Different attention heads in ViT can focus on different aspects of the image:

In [None]:
def visualize_multi_head_attention(model, image_tensor, num_heads=4):
    """Visualize attention patterns from multiple heads."""
    with torch.no_grad():
        outputs = model(image_tensor, output_attentions=True)
    
    # Get attention weights from the last layer
    attention_weights = outputs.attentions[-1][0]  # First batch
    
    # Create figure for visualization
    fig, axes = plt.subplots(2, 2, figsize=(12, 12))
    axes = axes.flatten()
    
    # Visualize attention for selected heads
    for i in range(num_heads):
        # Get attention weights for the [CLS] token
        cls_attention = attention_weights[i, 0, 1:].mean(dim=0)
        
        # Reshape to match image patches
        h, w = 14, 14  # For 224x224 images with 16x16 patches
        attention_map = cls_attention.reshape(h, w)
        
        # Plot attention map
        axes[i].imshow(image)
        axes[i].imshow(attention_map, alpha=0.5, cmap='jet')
        axes[i].set_title(f'Head {i+1}')
        axes[i].axis('off')
    
    plt.tight_layout()
    plt.show()

# Visualize multiple attention heads
visualize_multi_head_attention(model, image_tensor)

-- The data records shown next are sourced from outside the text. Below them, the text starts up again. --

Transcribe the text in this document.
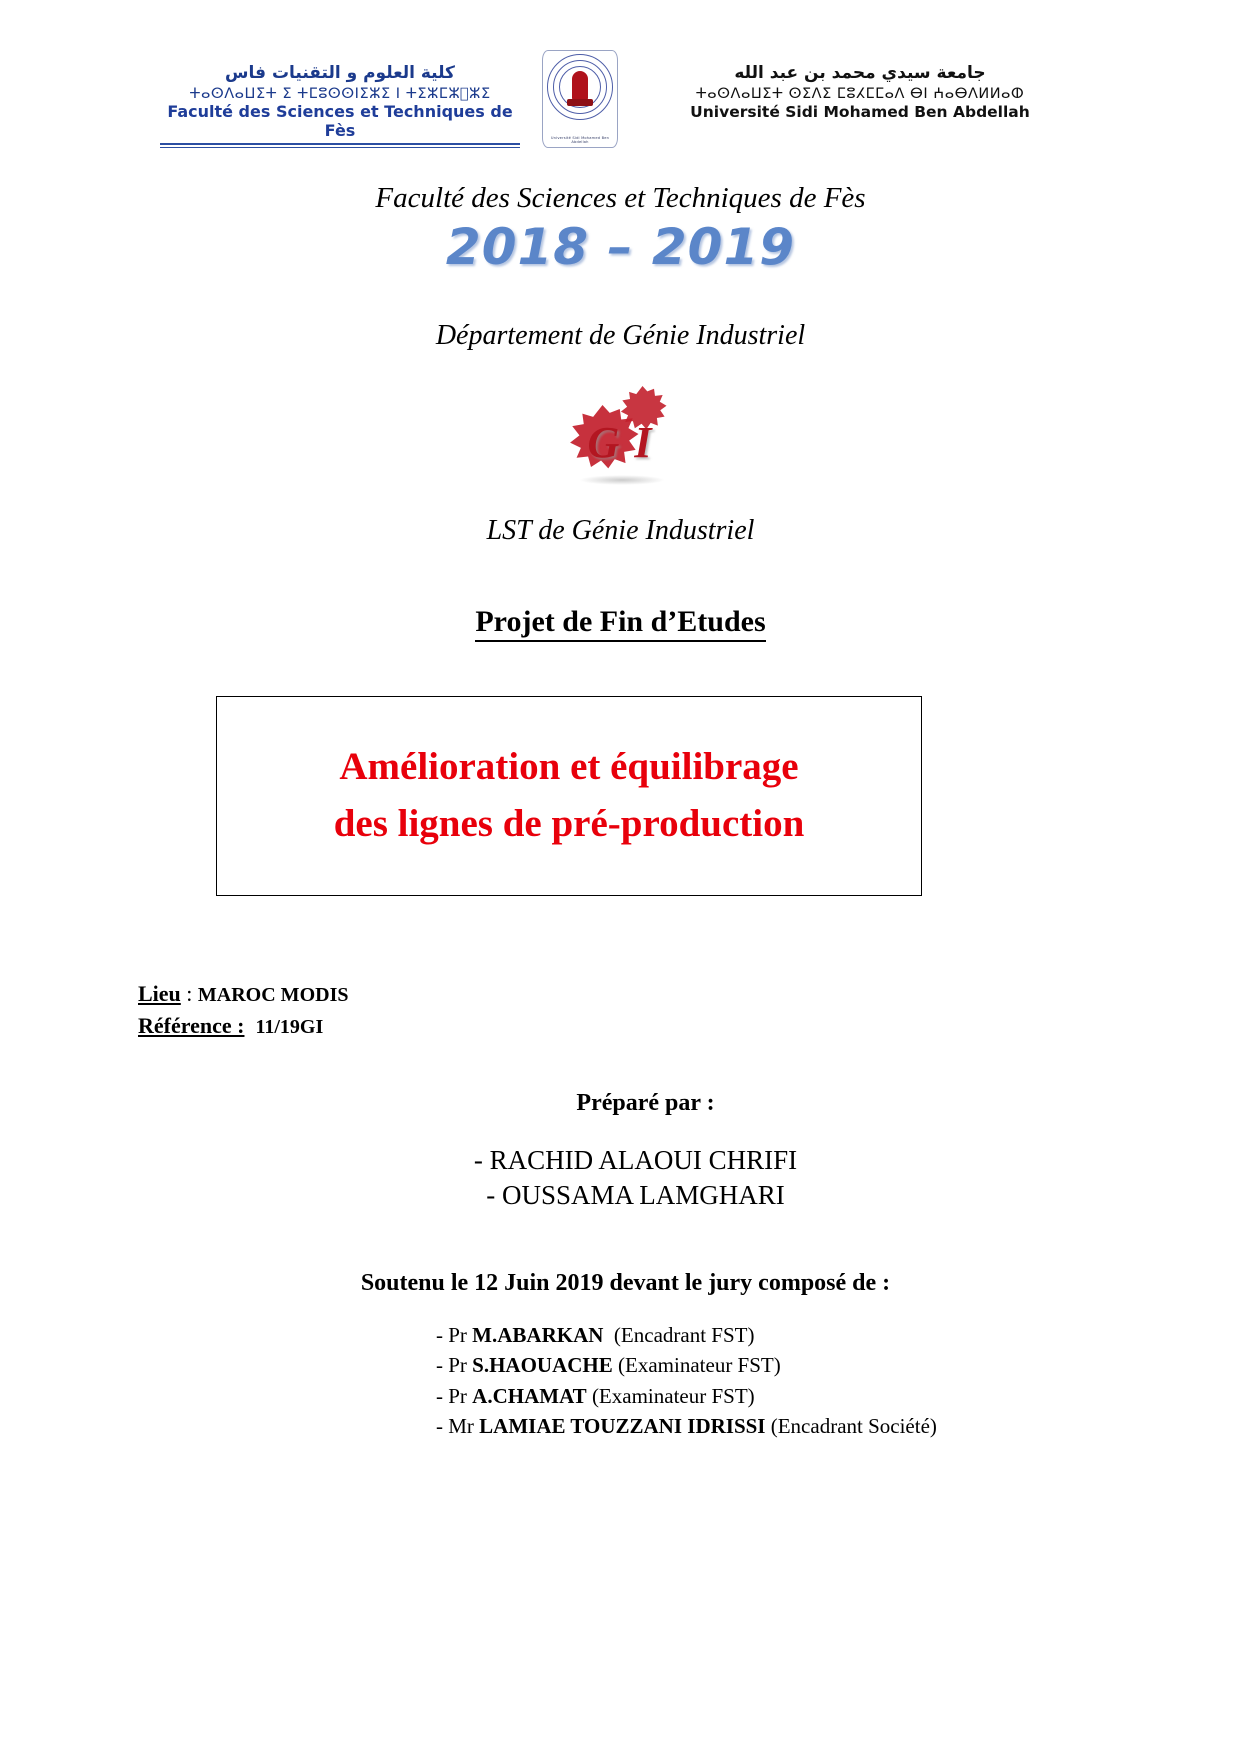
كلية العلوم و التقنيات فاس
ⵜⴰⵙⴷⴰⵡⵉⵜ ⵉ ⵜⵎⵓⵙⵙⵏⵉⵣⵉ ⵏ ⵜⵉⵣⵎⵣ⵿ⵣⵉ
Faculté des Sciences et Techniques de Fès	Université Sidi Mohamed Ben Abdellah
جامعة سيدي محمد بن عبد الله
ⵜⴰⵙⴷⴰⵡⵉⵜ ⵙⵉⴷⵉ ⵎⵓⵃⵎⵎⴰⴷ ⴱⵏ ⵄⴰⴱⴷⵍⵍⴰⵀ
Université Sidi Mohamed Ben Abdellah
Faculté des Sciences et Techniques de Fès
2018 – 2019
Département de Génie Industriel
G I
LST de Génie Industriel
Projet de Fin d’Etudes
Amélioration et équilibrage
des lignes de pré-production
Lieu : MAROC MODIS
Référence : 11/19GI
Préparé par :
- RACHID ALAOUI CHRIFI
- OUSSAMA LAMGHARI
Soutenu le 12 Juin 2019 devant le jury composé de :
- Pr M.ABARKAN (Encadrant FST)
- Pr S.HAOUACHE (Examinateur FST)
- Pr A.CHAMAT (Examinateur FST)
- Mr LAMIAE TOUZZANI IDRISSI (Encadrant Société)
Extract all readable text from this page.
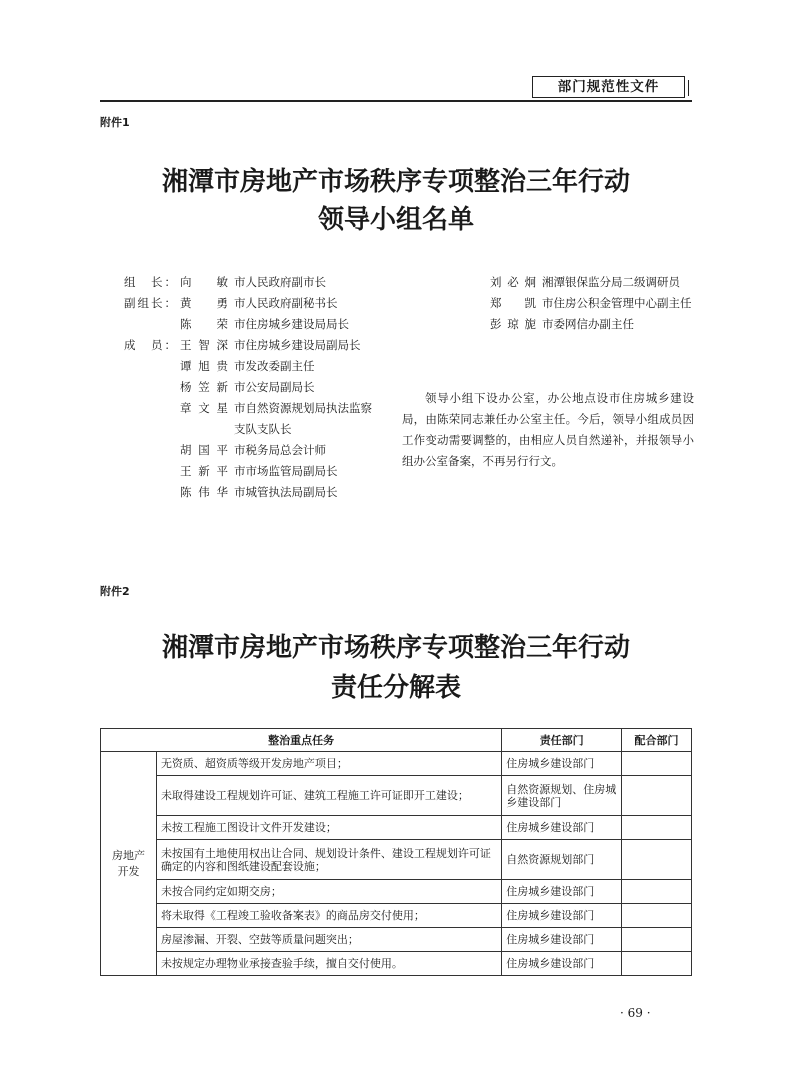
部门规范性文件
附件1
湘潭市房地产市场秩序专项整治三年行动
领导小组名单
组　长： 向　敏 市人民政府副市长
副组长： 黄　勇 市人民政府副秘书长
陈　荣 市住房城乡建设局局长
成　员： 王智深 市住房城乡建设局副局长
谭旭贵 市发改委副主任
杨笠新 市公安局副局长
章文星 市自然资源规划局执法监察支队支队长
胡国平 市税务局总会计师
王新平 市市场监管局副局长
陈伟华 市城管执法局副局长
刘必炯 湘潭银保监分局二级调研员
郑　凯 市住房公积金管理中心副主任
彭琼旎 市委网信办副主任
领导小组下设办公室，办公地点设市住房城乡建设局，由陈荣同志兼任办公室主任。今后，领导小组成员因工作变动需要调整的，由相应人员自然递补，并报领导小组办公室备案，不再另行行文。
附件2
湘潭市房地产市场秩序专项整治三年行动
责任分解表
整治重点任务		责任部门	配合部门
房地产开发	无资质、超资质等级开发房地产项目；	住房城乡建设部门	
	未取得建设工程规划许可证、建筑工程施工许可证即开工建设；	自然资源规划、住房城乡建设部门	
	未按工程施工图设计文件开发建设；	住房城乡建设部门	
	未按国有土地使用权出让合同、规划设计条件、建设工程规划许可证确定的内容和图纸建设配套设施；	自然资源规划部门	
	未按合同约定如期交房；	住房城乡建设部门	
	将未取得《工程竣工验收备案表》的商品房交付使用；	住房城乡建设部门	
	房屋渗漏、开裂、空鼓等质量问题突出；	住房城乡建设部门	
	未按规定办理物业承接查验手续，擅自交付使用。	住房城乡建设部门	
· 69 ·
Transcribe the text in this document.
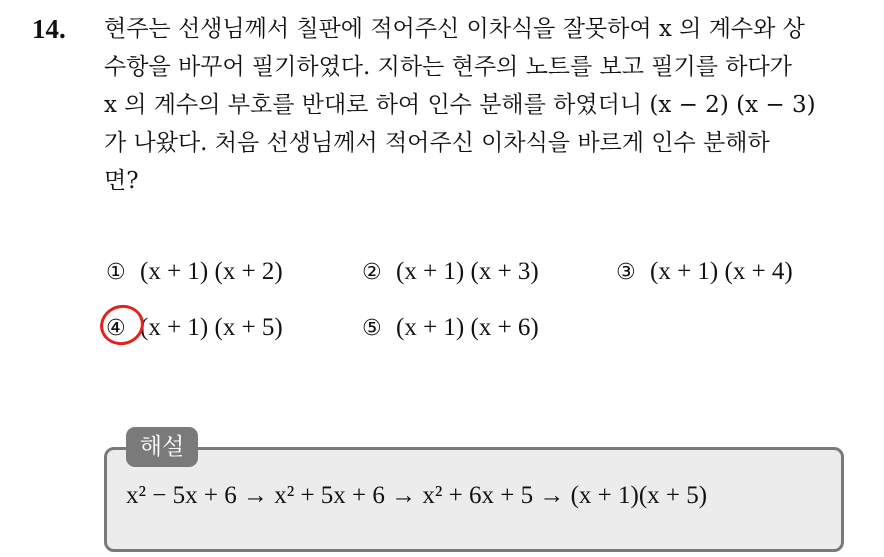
14. 현주는 선생님께서 칠판에 적어주신 이차식을 잘못하여 x 의 계수와 상
수항을 바꾸어 필기하였다. 지하는 현주의 노트를 보고 필기를 하다가
x 의 계수의 부호를 반대로 하여 인수 분해를 하였더니 (x − 2) (x − 3)
가 나왔다. 처음 선생님께서 적어주신 이차식을 바르게 인수 분해하
면?
① (x + 1) (x + 2)	② (x + 1) (x + 3)	③ (x + 1) (x + 4)
④ (x + 1) (x + 5)	⑤ (x + 1) (x + 6)
해설
x² − 5x + 6 → x² + 5x + 6 → x² + 6x + 5 → (x + 1)(x + 5)
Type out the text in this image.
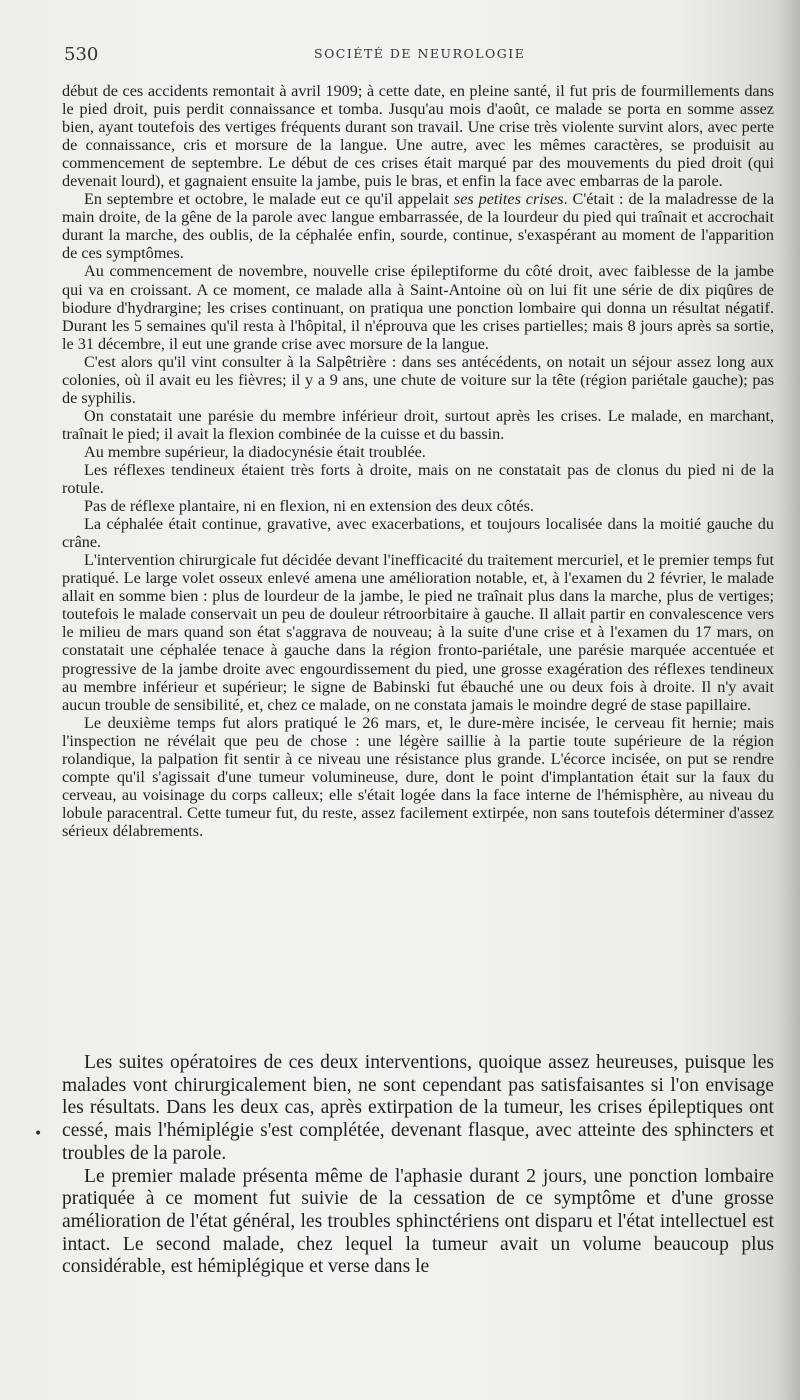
530	SOCIÉTÉ DE NEUROLOGIE

début de ces accidents remontait à avril 1909; à cette date, en pleine santé, il fut pris de fourmillements dans le pied droit, puis perdit connaissance et tomba. Jusqu'au mois d'août, ce malade se porta en somme assez bien, ayant toutefois des vertiges fréquents durant son travail. Une crise très violente survint alors, avec perte de connaissance, cris et morsure de la langue. Une autre, avec les mêmes caractères, se produisit au commencement de septembre. Le début de ces crises était marqué par des mouvements du pied droit (qui devenait lourd), et gagnaient ensuite la jambe, puis le bras, et enfin la face avec embarras de la parole.

En septembre et octobre, le malade eut ce qu'il appelait ses petites crises. C'était : de la maladresse de la main droite, de la gêne de la parole avec langue embarrassée, de la lourdeur du pied qui traînait et accrochait durant la marche, des oublis, de la céphalée enfin, sourde, continue, s'exaspérant au moment de l'apparition de ces symptômes.

Au commencement de novembre, nouvelle crise épileptiforme du côté droit, avec faiblesse de la jambe qui va en croissant. A ce moment, ce malade alla à Saint-Antoine où on lui fit une série de dix piqûres de biodure d'hydrargine; les crises continuant, on pratiqua une ponction lombaire qui donna un résultat négatif. Durant les 5 semaines qu'il resta à l'hôpital, il n'éprouva que les crises partielles; mais 8 jours après sa sortie, le 31 décembre, il eut une grande crise avec morsure de la langue.

C'est alors qu'il vint consulter à la Salpêtrière : dans ses antécédents, on notait un séjour assez long aux colonies, où il avait eu les fièvres; il y a 9 ans, une chute de voiture sur la tête (région pariétale gauche); pas de syphilis.

On constatait une parésie du membre inférieur droit, surtout après les crises. Le malade, en marchant, traînait le pied; il avait la flexion combinée de la cuisse et du bassin.

Au membre supérieur, la diadocynésie était troublée.

Les réflexes tendineux étaient très forts à droite, mais on ne constatait pas de clonus du pied ni de la rotule.

Pas de réflexe plantaire, ni en flexion, ni en extension des deux côtés.

La céphalée était continue, gravative, avec exacerbations, et toujours localisée dans la moitié gauche du crâne.

L'intervention chirurgicale fut décidée devant l'inefficacité du traitement mercuriel, et le premier temps fut pratiqué. Le large volet osseux enlevé amena une amélioration notable, et, à l'examen du 2 février, le malade allait en somme bien : plus de lourdeur de la jambe, le pied ne traînait plus dans la marche, plus de vertiges; toutefois le malade conservait un peu de douleur rétroorbitaire à gauche. Il allait partir en convalescence vers le milieu de mars quand son état s'aggrava de nouveau; à la suite d'une crise et à l'examen du 17 mars, on constatait une céphalée tenace à gauche dans la région fronto-pariétale, une parésie marquée accentuée et progressive de la jambe droite avec engourdissement du pied, une grosse exagération des réflexes tendineux au membre inférieur et supérieur; le signe de Babinski fut ébauché une ou deux fois à droite. Il n'y avait aucun trouble de sensibilité, et, chez ce malade, on ne constata jamais le moindre degré de stase papillaire.

Le deuxième temps fut alors pratiqué le 26 mars, et, le dure-mère incisée, le cerveau fit hernie; mais l'inspection ne révélait que peu de chose : une légère saillie à la partie toute supérieure de la région rolandique, la palpation fit sentir à ce niveau une résistance plus grande. L'écorce incisée, on put se rendre compte qu'il s'agissait d'une tumeur volumineuse, dure, dont le point d'implantation était sur la faux du cerveau, au voisinage du corps calleux; elle s'était logée dans la face interne de l'hémisphère, au niveau du lobule paracentral. Cette tumeur fut, du reste, assez facilement extirpée, non sans toutefois déterminer d'assez sérieux délabrements.

•

Les suites opératoires de ces deux interventions, quoique assez heureuses, puisque les malades vont chirurgicalement bien, ne sont cependant pas satisfaisantes si l'on envisage les résultats. Dans les deux cas, après extirpation de la tumeur, les crises épileptiques ont cessé, mais l'hémiplégie s'est complétée, devenant flasque, avec atteinte des sphincters et troubles de la parole.

Le premier malade présenta même de l'aphasie durant 2 jours, une ponction lombaire pratiquée à ce moment fut suivie de la cessation de ce symptôme et d'une grosse amélioration de l'état général, les troubles sphinctériens ont disparu et l'état intellectuel est intact. Le second malade, chez lequel la tumeur avait un volume beaucoup plus considérable, est hémiplégique et verse dans le
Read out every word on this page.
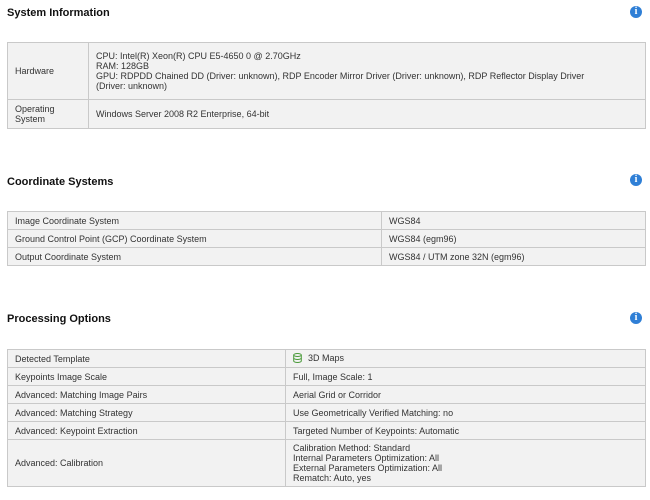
System Information	i
Hardware	CPU: Intel(R) Xeon(R) CPU E5-4650 0 @ 2.70GHz
RAM: 128GB
GPU: RDPDD Chained DD (Driver: unknown), RDP Encoder Mirror Driver (Driver: unknown), RDP Reflector Display Driver
(Driver: unknown)

Operating
System	Windows Server 2008 R2 Enterprise, 64-bit
Coordinate Systems	i
Image Coordinate System	WGS84
Ground Control Point (GCP) Coordinate System	WGS84 (egm96)
Output Coordinate System	WGS84 / UTM zone 32N (egm96)
Processing Options	i
Detected Template	3D Maps
Keypoints Image Scale	Full, Image Scale: 1
Advanced: Matching Image Pairs	Aerial Grid or Corridor
Advanced: Matching Strategy	Use Geometrically Verified Matching: no
Advanced: Keypoint Extraction	Targeted Number of Keypoints: Automatic
Advanced: Calibration	Calibration Method: Standard
Internal Parameters Optimization: All
External Parameters Optimization: All
Rematch: Auto, yes
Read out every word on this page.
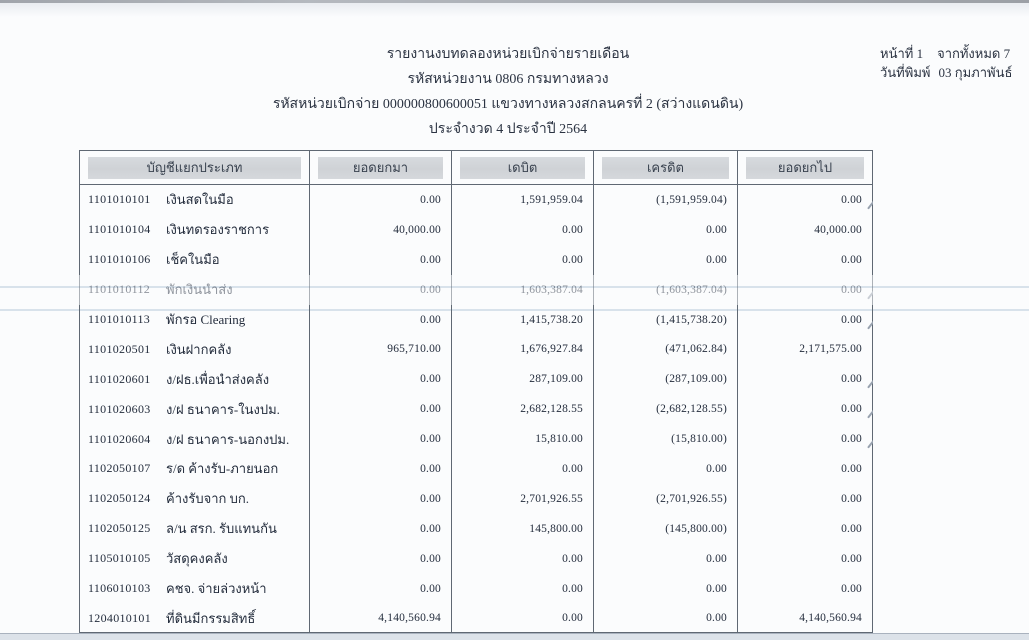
รายงานงบทดลองหน่วยเบิกจ่ายรายเดือน
รหัสหน่วยงาน 0806 กรมทางหลวง
รหัสหน่วยเบิกจ่าย 000000800600051 แขวงทางหลวงสกลนครที่ 2 (สว่างแดนดิน)
ประจำงวด 4 ประจำปี 2564
หน้าที่ 1 จากทั้งหมด 7
วันที่พิมพ์ 03 กุมภาพันธ์
บัญชีแยกประเภท	ยอดยกมา	เดบิต	เครดิต	ยอดยกไป
1101010101	เงินสดในมือ	0.00	1,591,959.04	(1,591,959.04)	0.00
1101010104	เงินทดรองราชการ	40,000.00	0.00	0.00	40,000.00
1101010106	เช็คในมือ	0.00	0.00	0.00	0.00
1101010112	พักเงินนำส่ง	0.00	1,603,387.04	(1,603,387.04)	0.00
1101010113	พักรอ Clearing	0.00	1,415,738.20	(1,415,738.20)	0.00
1101020501	เงินฝากคลัง	965,710.00	1,676,927.84	(471,062.84)	2,171,575.00
1101020601	ง/ฝธ.เพื่อนำส่งคลัง	0.00	287,109.00	(287,109.00)	0.00
1101020603	ง/ฝ ธนาคาร-ในงปม.	0.00	2,682,128.55	(2,682,128.55)	0.00
1101020604	ง/ฝ ธนาคาร-นอกงปม.	0.00	15,810.00	(15,810.00)	0.00
1102050107	ร/ด ค้างรับ-ภายนอก	0.00	0.00	0.00	0.00
1102050124	ค้างรับจาก บก.	0.00	2,701,926.55	(2,701,926.55)	0.00
1102050125	ล/น สรก. รับแทนกัน	0.00	145,800.00	(145,800.00)	0.00
1105010105	วัสดุคงคลัง	0.00	0.00	0.00	0.00
1106010103	คชจ. จ่ายล่วงหน้า	0.00	0.00	0.00	0.00
1204010101	ที่ดินมีกรรมสิทธิ์	4,140,560.94	0.00	0.00	4,140,560.94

## Real-World Applications

Attention mechanisms in vision have enabled several breakthroughs:

1. **Image Classification**: ViT achieves state-of-the-art results
2. **Object Detection**: DETR uses attention for end-to-end object detection
3. **Image Generation**: Attention helps in generating high-quality images
4. **Medical Imaging**: Attention helps focus on relevant regions in medical images

## Conclusion

In this notebook, we've explored:

1. How attention mechanisms are applied in computer vision
2. The Vision Transformer architecture
3. Visualizing attention patterns in images
4. Real-world applications of attention in vision

Key takeaways:

- Attention provides a powerful way to model relationships in images
- Different attention heads can focus on different aspects of the image
- Attention maps provide interpretable insights into model decisions

In the next notebook, we'll explore attention in other domains like audio and multimodal systems.